Could a platform so associated in the minds of consumers with sport and movies compete as hard in premium drama if the world went box-set crazy? So it was that Rupert Murdoch, sensitive to the headwinds across his empire, “confronted his own mortality” and decided to “cash in his chips”.

He had tried to tempt Time Warner into a merger, but failed, only to see the US telecoms giant AT&T move in and acquire the company for $85bn. Of course, one implication of the AT&T deal was to raise a very large question mark over the future of Sky’s deal with Warner-owned HBO, which was the foundation of Sky Atlantic.

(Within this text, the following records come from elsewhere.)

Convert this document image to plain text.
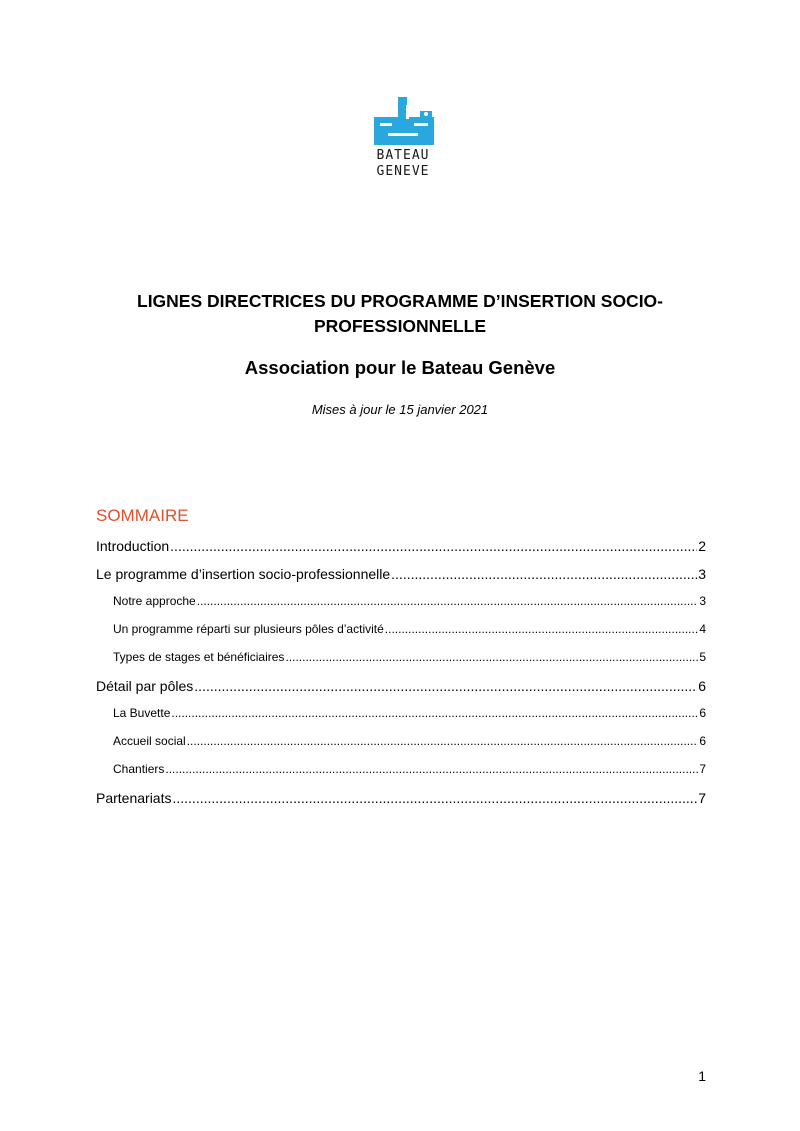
BATEAU
GENEVE
LIGNES DIRECTRICES DU PROGRAMME D’INSERTION SOCIO-PROFESSIONNELLE
Association pour le Bateau Genève
Mises à jour le 15 janvier 2021
SOMMAIRE
Introduction .....	2
Le programme d’insertion socio-professionnelle .....	3
Notre approche .....	3
Un programme réparti sur plusieurs pôles d’activité .....	4
Types de stages et bénéficiaires .....	5
Détail par pôles .....	6
La Buvette .....	6
Accueil social .....	6
Chantiers .....	7
Partenariats .....	7
1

"The sale of Sky to Comcast was a “sub-plot in the end of an era for the Murdoch dynasty"

True, Sky had forged a deal with Netflix in 2018 that made the service available to its Sky Q customers.

Williams writes that this deal helped lessen the immediate threat to Sky’s business from Netflix. But, he says: “More serious near-term challenges may come from Amazon and Apple, who, as well as spending millions of pounds producing programmes are owners of vast technology platforms that could usurp Sky in living rooms across the world.”

In Williams’s telling phrase, the sale of Sky to Comcast was a “sub-plot in the end of an era for the Murdoch dynasty”. Comcast had crashed Fox’s party with Disney, bidding some £3bn more for the company than Bob Iger’s company. Disney had scooped up most of 21st Century Fox’s assets, its film and television studios, FX, Nat Geo and Star India but, in the end, was outbid for Sky.

In his first big announcement since the Comcast takeover, Darroch announced the launch of a new European production operation, called Sky Studios. Investment in original programming is being doubled.

So perhaps Comcast will turn out to be one of the good guys when the day of reckoning comes for US media’s ownership of vast swathes of UK television. Comcast knows, perhaps better than most, that content ownership combined with access to paying customers, supported by leading-edge technology, is TV’s new black.